On Boxing Day that year, another ship was wrecked in north Cornwall, with the disaster being watched by hundreds of onlookers. The British flag Ability had been on a voyage from Cork in Ireland to Penzance when it floundered on rocks near Bude and was lost along with all crew.
It was that July that local hero volunteers from the newly launched RNLI were awarded silver medals for their acts of bravery. On April 27, 1824, William Rowe of Porthleven and John Freeman of Gunwalloe received the first ever silver medals for the rescue of collier brig Olive, when she was driven into Mount’s Bay by bad weather and went ashore near the Halzephron cliffs, on top of which the excellent Halzephron Inn stands.
William Rowe swam through the breaking waves with a rope tied around his waist and with the help of John Freeman and 24 men on shore saved the Captain, his sister and all six crew. The 24 men were rewarded with a share of £30.

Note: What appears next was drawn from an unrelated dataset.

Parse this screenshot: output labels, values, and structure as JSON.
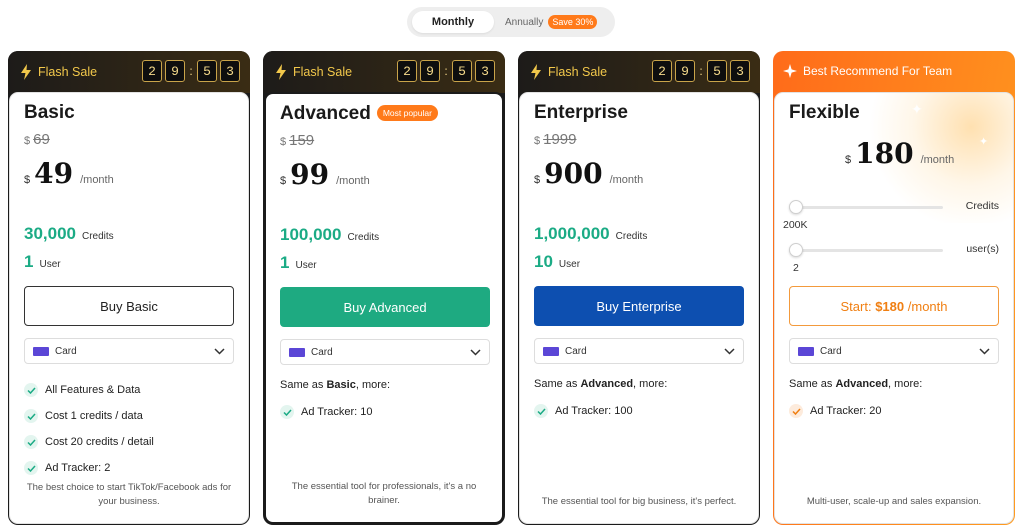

In July this year, as the RNLI celebrated its 200th anniversary, the charity revealed that across the South West its volunteers have saved an incredible 16,028 lives since 1824.
Since the charity was founded in 1824, its volunteer crews in Cornwall, Devon, Somerset, West Dorset and the Channel Islands have launched its lifeboats 55,912 times, saving 14,967 lives. RNLI lifeguards across the region – who became part of the charity’s lifesaving service in 2001 – have responded to 176,585 incidents, saving 1,061 lives.
Looking at another anniversary year, in 1924, it was another mammoth effort by RNLI heroes which helped to save the lives of 93 crewmen from the White Star liner Bardic of Liverpool, which was wrecked on August 31 on Maenheere on the Lizard, near where her sister ship the Suevic ran aground in 1907.
Despite being rescued from the wreck, 44 crew members returned ashore to keep the refrigerators going and save the cargo of frozen rabbits from spoiling. Despite their best efforts the refrigerators onboard the Bardic stopped working on September 8 and all rabbits rotted away.
The ship itself was towed to Falmouth and her cargo of rotting rabbits was dumped down a mineshaft near St Day.
Also, in August, the Cardiff collier River Ely ran aground grounded on Mousehole Island. It was later towed to Penzance by the Greencastle, a salvage ship belonging to the Western Marine Salvage Company. There were, thankfully, no loss of lives.